The scratch test data in this paper should only be used for an indication of the wellbore strengthening effect from the reactive polymer and not be an exact expected result. The polymer was tested under optimal conditions of temperature and hydration ratios, meaning that the results were recorded for a best-case scenario. The results do indicate that the polymer does supply a wellbore strengthening effect and may help support unconsolidated formations when encountered during drilling. This leads to the conclusion that the reactive polymer has added benefits over other LCMs when treating losses into unconsolidated formations. Since the strengthening effect recorded was quite small, even at optimal conditions, the effect will likely be negligible under borehole conditions.

Conclusion

  • In this paper, a series of tests were performed using a fluid loss simulator to investigate a reactive polymers’ effectiveness at reducing the permeability of high permeability formations. The results show that it effectively reduced the permeability of the unconsolidated sand formations tested.

  • The rheology testing showed that using a hydration ratio between 1:1 and 1:6 would give the highest viscosity, thus the greatest resistance to being displaced. Increasing the hydration volume ratio to ~ 1:8 began to reduce the maximum viscosity, with significant reductions occurring with even greater hydration ratios.

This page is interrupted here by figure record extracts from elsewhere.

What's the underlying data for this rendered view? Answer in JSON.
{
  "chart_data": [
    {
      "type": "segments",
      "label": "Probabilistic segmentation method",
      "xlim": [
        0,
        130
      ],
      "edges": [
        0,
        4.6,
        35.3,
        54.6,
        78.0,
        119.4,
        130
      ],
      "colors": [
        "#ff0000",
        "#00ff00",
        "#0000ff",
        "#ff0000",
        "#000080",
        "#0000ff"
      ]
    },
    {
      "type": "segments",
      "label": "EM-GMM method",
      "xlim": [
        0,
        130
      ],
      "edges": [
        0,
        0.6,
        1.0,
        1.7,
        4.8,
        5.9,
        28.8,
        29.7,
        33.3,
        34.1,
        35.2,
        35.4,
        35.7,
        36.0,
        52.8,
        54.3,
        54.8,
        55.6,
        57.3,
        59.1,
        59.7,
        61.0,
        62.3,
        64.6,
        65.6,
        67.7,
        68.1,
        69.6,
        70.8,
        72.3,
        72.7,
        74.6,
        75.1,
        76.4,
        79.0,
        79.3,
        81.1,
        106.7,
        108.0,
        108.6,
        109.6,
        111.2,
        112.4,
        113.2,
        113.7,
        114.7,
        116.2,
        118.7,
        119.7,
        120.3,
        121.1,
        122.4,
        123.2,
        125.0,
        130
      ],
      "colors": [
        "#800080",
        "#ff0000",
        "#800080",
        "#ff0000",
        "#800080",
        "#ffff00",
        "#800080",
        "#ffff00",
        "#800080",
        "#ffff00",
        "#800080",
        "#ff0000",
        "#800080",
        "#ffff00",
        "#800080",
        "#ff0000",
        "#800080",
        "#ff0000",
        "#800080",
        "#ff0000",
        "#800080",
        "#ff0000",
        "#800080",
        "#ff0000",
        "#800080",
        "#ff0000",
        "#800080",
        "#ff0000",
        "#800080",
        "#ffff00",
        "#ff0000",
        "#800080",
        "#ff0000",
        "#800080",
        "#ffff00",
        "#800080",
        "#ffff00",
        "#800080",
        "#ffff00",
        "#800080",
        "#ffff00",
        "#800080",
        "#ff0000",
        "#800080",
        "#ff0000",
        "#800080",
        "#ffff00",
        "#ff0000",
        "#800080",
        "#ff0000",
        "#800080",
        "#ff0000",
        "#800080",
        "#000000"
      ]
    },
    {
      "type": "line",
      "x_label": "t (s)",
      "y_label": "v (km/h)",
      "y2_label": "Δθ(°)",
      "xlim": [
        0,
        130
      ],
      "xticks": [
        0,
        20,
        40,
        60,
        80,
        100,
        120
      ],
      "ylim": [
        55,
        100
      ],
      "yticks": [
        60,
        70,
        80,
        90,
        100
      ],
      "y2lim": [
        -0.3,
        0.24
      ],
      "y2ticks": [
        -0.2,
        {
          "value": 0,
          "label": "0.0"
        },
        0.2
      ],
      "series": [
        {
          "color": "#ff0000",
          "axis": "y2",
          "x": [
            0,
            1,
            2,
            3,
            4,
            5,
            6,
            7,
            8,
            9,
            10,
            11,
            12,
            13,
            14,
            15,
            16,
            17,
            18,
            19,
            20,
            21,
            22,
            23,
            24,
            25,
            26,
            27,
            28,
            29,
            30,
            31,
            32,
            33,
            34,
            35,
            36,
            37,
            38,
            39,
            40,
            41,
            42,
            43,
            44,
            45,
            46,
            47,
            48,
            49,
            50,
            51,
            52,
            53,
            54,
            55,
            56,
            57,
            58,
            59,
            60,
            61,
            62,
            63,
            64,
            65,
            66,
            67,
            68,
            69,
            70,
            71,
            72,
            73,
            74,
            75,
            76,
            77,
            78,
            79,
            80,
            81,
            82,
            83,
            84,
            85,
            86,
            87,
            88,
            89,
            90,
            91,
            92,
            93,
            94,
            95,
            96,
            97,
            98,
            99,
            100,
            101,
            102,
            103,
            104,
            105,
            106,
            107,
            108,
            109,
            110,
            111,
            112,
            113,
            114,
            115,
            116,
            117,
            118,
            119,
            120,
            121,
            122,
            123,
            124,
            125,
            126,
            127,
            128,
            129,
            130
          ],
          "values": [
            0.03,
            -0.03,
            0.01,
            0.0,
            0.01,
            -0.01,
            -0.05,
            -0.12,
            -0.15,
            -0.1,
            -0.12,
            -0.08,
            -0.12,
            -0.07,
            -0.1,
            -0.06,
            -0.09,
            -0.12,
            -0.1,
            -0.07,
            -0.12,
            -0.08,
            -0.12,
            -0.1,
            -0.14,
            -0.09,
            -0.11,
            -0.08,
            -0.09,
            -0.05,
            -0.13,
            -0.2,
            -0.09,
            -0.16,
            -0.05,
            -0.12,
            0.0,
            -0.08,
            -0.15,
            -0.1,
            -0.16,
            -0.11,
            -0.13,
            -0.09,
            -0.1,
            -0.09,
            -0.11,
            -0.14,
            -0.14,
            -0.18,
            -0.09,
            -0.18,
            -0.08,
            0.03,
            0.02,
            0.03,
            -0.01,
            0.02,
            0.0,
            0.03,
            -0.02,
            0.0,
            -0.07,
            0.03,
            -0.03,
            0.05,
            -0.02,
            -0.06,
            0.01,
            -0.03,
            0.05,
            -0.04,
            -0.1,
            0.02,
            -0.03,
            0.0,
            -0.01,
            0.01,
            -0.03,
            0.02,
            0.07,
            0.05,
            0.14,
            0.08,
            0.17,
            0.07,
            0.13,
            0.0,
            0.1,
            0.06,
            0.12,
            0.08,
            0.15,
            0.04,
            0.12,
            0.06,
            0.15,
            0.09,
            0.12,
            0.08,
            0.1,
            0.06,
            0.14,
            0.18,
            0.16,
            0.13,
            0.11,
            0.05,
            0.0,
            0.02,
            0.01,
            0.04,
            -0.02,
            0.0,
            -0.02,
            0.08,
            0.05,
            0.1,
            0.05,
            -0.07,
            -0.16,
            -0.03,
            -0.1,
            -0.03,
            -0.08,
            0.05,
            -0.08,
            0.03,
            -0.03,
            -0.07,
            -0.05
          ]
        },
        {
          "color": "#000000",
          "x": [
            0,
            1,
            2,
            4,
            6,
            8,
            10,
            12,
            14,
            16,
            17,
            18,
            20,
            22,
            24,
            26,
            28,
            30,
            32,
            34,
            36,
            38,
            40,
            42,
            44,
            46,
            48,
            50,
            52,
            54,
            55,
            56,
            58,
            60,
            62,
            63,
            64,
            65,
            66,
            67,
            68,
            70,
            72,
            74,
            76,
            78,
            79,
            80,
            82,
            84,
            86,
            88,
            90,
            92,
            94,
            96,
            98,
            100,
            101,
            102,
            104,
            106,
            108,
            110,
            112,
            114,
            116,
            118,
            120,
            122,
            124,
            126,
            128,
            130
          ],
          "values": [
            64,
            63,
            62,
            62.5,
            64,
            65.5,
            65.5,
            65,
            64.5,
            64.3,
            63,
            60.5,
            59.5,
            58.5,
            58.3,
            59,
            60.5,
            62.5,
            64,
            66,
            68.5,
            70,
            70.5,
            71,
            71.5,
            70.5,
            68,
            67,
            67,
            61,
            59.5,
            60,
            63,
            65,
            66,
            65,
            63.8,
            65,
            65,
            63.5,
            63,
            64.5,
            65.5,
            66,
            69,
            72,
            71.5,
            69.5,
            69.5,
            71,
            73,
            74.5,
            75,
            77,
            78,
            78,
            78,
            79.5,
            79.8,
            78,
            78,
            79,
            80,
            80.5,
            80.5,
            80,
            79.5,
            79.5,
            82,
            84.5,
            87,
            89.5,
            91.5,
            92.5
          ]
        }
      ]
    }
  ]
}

  • The wellbore strengthening supplied by the reactive polymer was found to be miniscule under borehole conditions.

  • It can be concluded that with an effective implementation, i.e. correct hydration time and hydration volumes, reactive polymers will effectively reduce the permeability of rock formations such as unconsolidated sandstones. However, further testing would be required to investigate the effectiveness of fractured formations.

  • No conclusions were formed on the applicability of the reactive polymer, i.e. the pumpability, injecting in formation, erosion, etc. Further testing would be required to investigate these concepts.